Il caro dizionario Treccani al termine confutazione scrive: “ribattere un’affermazione, una ragione, dimostrandola erronea o infondata”. Secondo Karl Popper, il grande filosofo della scienza, il metodo scientifico è basato sulla confutazione delle teorie. In altri termini : bisogna sempre provare a confutare una teoria, bisogna vedere se una teoria è falsa o meno. Scusate la partenza in quarta: in questi tempi di Covid ci siam dovuti sciroppare ore e ore di scienza e pseudoscienza su tutti i mezzi di comunicazione,  spesso senza  capirci un gran che.

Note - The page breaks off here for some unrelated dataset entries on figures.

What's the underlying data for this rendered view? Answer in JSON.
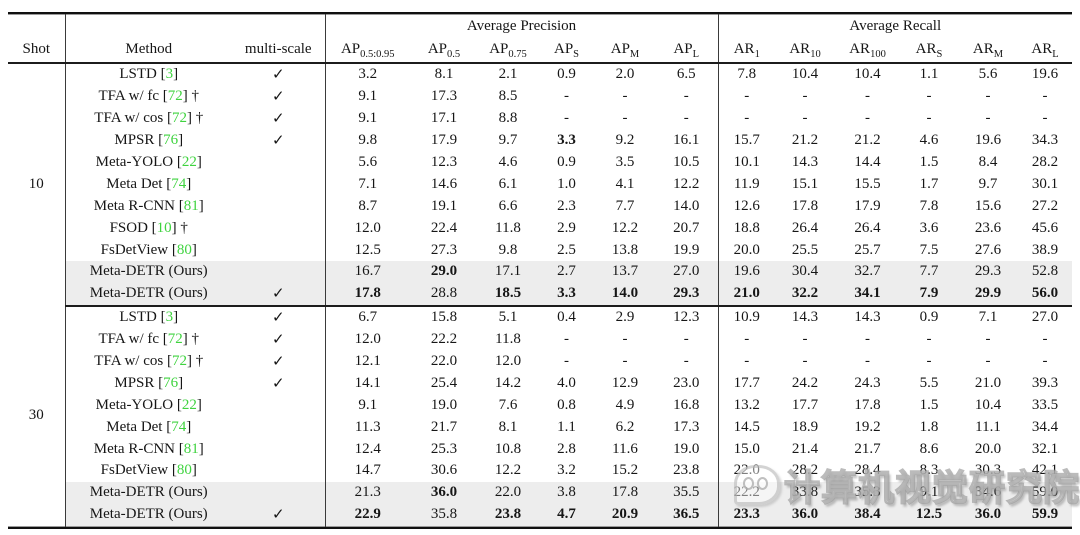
{
  "table": {
    "group_headers": {
      "precision": "Average Precision",
      "recall": "Average Recall"
    },
    "columns": {
      "shot": "Shot",
      "method": "Method",
      "multiscale": "multi-scale",
      "ap": [
        {
          "label": "AP",
          "sub": "0.5:0.95"
        },
        {
          "label": "AP",
          "sub": "0.5"
        },
        {
          "label": "AP",
          "sub": "0.75"
        },
        {
          "label": "AP",
          "sub": "S"
        },
        {
          "label": "AP",
          "sub": "M"
        },
        {
          "label": "AP",
          "sub": "L"
        }
      ],
      "ar": [
        {
          "label": "AR",
          "sub": "1"
        },
        {
          "label": "AR",
          "sub": "10"
        },
        {
          "label": "AR",
          "sub": "100"
        },
        {
          "label": "AR",
          "sub": "S"
        },
        {
          "label": "AR",
          "sub": "M"
        },
        {
          "label": "AR",
          "sub": "L"
        }
      ]
    },
    "symbols": {
      "checkmark": "✓",
      "dagger": "†",
      "bracket_open": "[",
      "bracket_close": "]",
      "dash": "-"
    },
    "colors": {
      "citation_green": "#3fd33f",
      "row_shade": "#ededed"
    },
    "sections": [
      {
        "shot": "10",
        "rows": [
          {
            "method": "LSTD",
            "cite": "3",
            "dagger": false,
            "multiscale": true,
            "shaded": false,
            "bold": [],
            "values": [
              "3.2",
              "8.1",
              "2.1",
              "0.9",
              "2.0",
              "6.5",
              "7.8",
              "10.4",
              "10.4",
              "1.1",
              "5.6",
              "19.6"
            ]
          },
          {
            "method": "TFA w/ fc",
            "cite": "72",
            "dagger": true,
            "multiscale": true,
            "shaded": false,
            "bold": [],
            "values": [
              "9.1",
              "17.3",
              "8.5",
              "-",
              "-",
              "-",
              "-",
              "-",
              "-",
              "-",
              "-",
              "-"
            ]
          },
          {
            "method": "TFA w/ cos",
            "cite": "72",
            "dagger": true,
            "multiscale": true,
            "shaded": false,
            "bold": [],
            "values": [
              "9.1",
              "17.1",
              "8.8",
              "-",
              "-",
              "-",
              "-",
              "-",
              "-",
              "-",
              "-",
              "-"
            ]
          },
          {
            "method": "MPSR",
            "cite": "76",
            "dagger": false,
            "multiscale": true,
            "shaded": false,
            "bold": [
              3
            ],
            "values": [
              "9.8",
              "17.9",
              "9.7",
              "3.3",
              "9.2",
              "16.1",
              "15.7",
              "21.2",
              "21.2",
              "4.6",
              "19.6",
              "34.3"
            ]
          },
          {
            "method": "Meta-YOLO",
            "cite": "22",
            "dagger": false,
            "multiscale": false,
            "shaded": false,
            "bold": [],
            "values": [
              "5.6",
              "12.3",
              "4.6",
              "0.9",
              "3.5",
              "10.5",
              "10.1",
              "14.3",
              "14.4",
              "1.5",
              "8.4",
              "28.2"
            ]
          },
          {
            "method": "Meta Det",
            "cite": "74",
            "dagger": false,
            "multiscale": false,
            "shaded": false,
            "bold": [],
            "values": [
              "7.1",
              "14.6",
              "6.1",
              "1.0",
              "4.1",
              "12.2",
              "11.9",
              "15.1",
              "15.5",
              "1.7",
              "9.7",
              "30.1"
            ]
          },
          {
            "method": "Meta R-CNN",
            "cite": "81",
            "dagger": false,
            "multiscale": false,
            "shaded": false,
            "bold": [],
            "values": [
              "8.7",
              "19.1",
              "6.6",
              "2.3",
              "7.7",
              "14.0",
              "12.6",
              "17.8",
              "17.9",
              "7.8",
              "15.6",
              "27.2"
            ]
          },
          {
            "method": "FSOD",
            "cite": "10",
            "dagger": true,
            "multiscale": false,
            "shaded": false,
            "bold": [],
            "values": [
              "12.0",
              "22.4",
              "11.8",
              "2.9",
              "12.2",
              "20.7",
              "18.8",
              "26.4",
              "26.4",
              "3.6",
              "23.6",
              "45.6"
            ]
          },
          {
            "method": "FsDetView",
            "cite": "80",
            "dagger": false,
            "multiscale": false,
            "shaded": false,
            "bold": [],
            "values": [
              "12.5",
              "27.3",
              "9.8",
              "2.5",
              "13.8",
              "19.9",
              "20.0",
              "25.5",
              "25.7",
              "7.5",
              "27.6",
              "38.9"
            ]
          },
          {
            "method": "Meta-DETR (Ours)",
            "cite": null,
            "dagger": false,
            "multiscale": false,
            "shaded": true,
            "bold": [
              1
            ],
            "values": [
              "16.7",
              "29.0",
              "17.1",
              "2.7",
              "13.7",
              "27.0",
              "19.6",
              "30.4",
              "32.7",
              "7.7",
              "29.3",
              "52.8"
            ]
          },
          {
            "method": "Meta-DETR (Ours)",
            "cite": null,
            "dagger": false,
            "multiscale": true,
            "shaded": true,
            "bold": [
              0,
              2,
              3,
              4,
              5,
              6,
              7,
              8,
              9,
              10,
              11
            ],
            "values": [
              "17.8",
              "28.8",
              "18.5",
              "3.3",
              "14.0",
              "29.3",
              "21.0",
              "32.2",
              "34.1",
              "7.9",
              "29.9",
              "56.0"
            ]
          }
        ]
      },
      {
        "shot": "30",
        "rows": [
          {
            "method": "LSTD",
            "cite": "3",
            "dagger": false,
            "multiscale": true,
            "shaded": false,
            "bold": [],
            "values": [
              "6.7",
              "15.8",
              "5.1",
              "0.4",
              "2.9",
              "12.3",
              "10.9",
              "14.3",
              "14.3",
              "0.9",
              "7.1",
              "27.0"
            ]
          },
          {
            "method": "TFA w/ fc",
            "cite": "72",
            "dagger": true,
            "multiscale": true,
            "shaded": false,
            "bold": [],
            "values": [
              "12.0",
              "22.2",
              "11.8",
              "-",
              "-",
              "-",
              "-",
              "-",
              "-",
              "-",
              "-",
              "-"
            ]
          },
          {
            "method": "TFA w/ cos",
            "cite": "72",
            "dagger": true,
            "multiscale": true,
            "shaded": false,
            "bold": [],
            "values": [
              "12.1",
              "22.0",
              "12.0",
              "-",
              "-",
              "-",
              "-",
              "-",
              "-",
              "-",
              "-",
              "-"
            ]
          },
          {
            "method": "MPSR",
            "cite": "76",
            "dagger": false,
            "multiscale": true,
            "shaded": false,
            "bold": [],
            "values": [
              "14.1",
              "25.4",
              "14.2",
              "4.0",
              "12.9",
              "23.0",
              "17.7",
              "24.2",
              "24.3",
              "5.5",
              "21.0",
              "39.3"
            ]
          },
          {
            "method": "Meta-YOLO",
            "cite": "22",
            "dagger": false,
            "multiscale": false,
            "shaded": false,
            "bold": [],
            "values": [
              "9.1",
              "19.0",
              "7.6",
              "0.8",
              "4.9",
              "16.8",
              "13.2",
              "17.7",
              "17.8",
              "1.5",
              "10.4",
              "33.5"
            ]
          },
          {
            "method": "Meta Det",
            "cite": "74",
            "dagger": false,
            "multiscale": false,
            "shaded": false,
            "bold": [],
            "values": [
              "11.3",
              "21.7",
              "8.1",
              "1.1",
              "6.2",
              "17.3",
              "14.5",
              "18.9",
              "19.2",
              "1.8",
              "11.1",
              "34.4"
            ]
          },
          {
            "method": "Meta R-CNN",
            "cite": "81",
            "dagger": false,
            "multiscale": false,
            "shaded": false,
            "bold": [],
            "values": [
              "12.4",
              "25.3",
              "10.8",
              "2.8",
              "11.6",
              "19.0",
              "15.0",
              "21.4",
              "21.7",
              "8.6",
              "20.0",
              "32.1"
            ]
          },
          {
            "method": "FsDetView",
            "cite": "80",
            "dagger": false,
            "multiscale": false,
            "shaded": false,
            "bold": [],
            "values": [
              "14.7",
              "30.6",
              "12.2",
              "3.2",
              "15.2",
              "23.8",
              "22.0",
              "28.2",
              "28.4",
              "8.3",
              "30.3",
              "42.1"
            ]
          },
          {
            "method": "Meta-DETR (Ours)",
            "cite": null,
            "dagger": false,
            "multiscale": false,
            "shaded": true,
            "bold": [
              1
            ],
            "values": [
              "21.3",
              "36.0",
              "22.0",
              "3.8",
              "17.8",
              "35.5",
              "22.2",
              "33.8",
              "35.3",
              "9.1",
              "34.6",
              "59.0"
            ]
          },
          {
            "method": "Meta-DETR (Ours)",
            "cite": null,
            "dagger": false,
            "multiscale": true,
            "shaded": true,
            "bold": [
              0,
              2,
              3,
              4,
              5,
              6,
              7,
              8,
              9,
              10,
              11
            ],
            "values": [
              "22.9",
              "35.8",
              "23.8",
              "4.7",
              "20.9",
              "36.5",
              "23.3",
              "36.0",
              "38.4",
              "12.5",
              "36.0",
              "59.9"
            ]
          }
        ]
      }
    ]
  },
  "watermark": {
    "text": "计算机视觉研究院",
    "logo": "chat-bubble-smiley-logo"
  }
}
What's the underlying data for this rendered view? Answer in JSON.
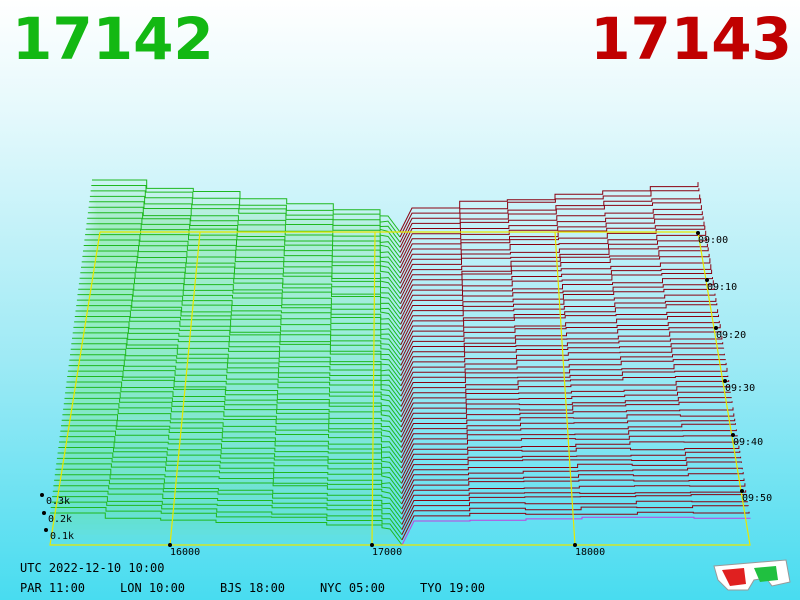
{
  "header": {
    "bid": "17142",
    "ask": "17143"
  },
  "price_axis": [
    "16000",
    "17000",
    "18000"
  ],
  "volume_axis": [
    "0.3k",
    "0.2k",
    "0.1k"
  ],
  "time_axis": [
    "09:00",
    "09:10",
    "09:20",
    "09:30",
    "09:40",
    "09:50"
  ],
  "footer": {
    "utc": "UTC 2022-12-10 10:00",
    "cities": [
      "PAR 11:00",
      "LON 10:00",
      "BJS 18:00",
      "NYC 05:00",
      "TYO 19:00"
    ]
  }
}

La questione della confutazione delle teorie mi viene in mente anche a proposito della recente ricerca sulle micro-plastiche nei prodotti ortofrutticoli. Personalmente spero e credo che questa teoria sia destinata ad essere confutata. Mentre (ahinoi!)  posso credere che vi sia un forte contenuto di micro-plastiche nel materiale ittico (cosa più volte dimostrata) per la presenza di plastiche in via di degradazione in alcune acque marine, non credo vi possano essere i depositi della rilevanza descritta negli ortofrutticoli. Se così fosse, vorrebbe dire che tutti noi già respiriamo (non solo ingeriamo)  microplastiche in grandi quantità, come purtroppo respiriamo le PM 10 nelle aree urbane. La cosa sarebbe quindi ben più drammatica. Il pericolo è che una informazione di questo genere vada poi in mano a una certa  stampa così detta “generalista”. Che sempre a caccia di sensazionalismi  (spesso d’accatto) ben si guarda ad applicare il metodo scientifico.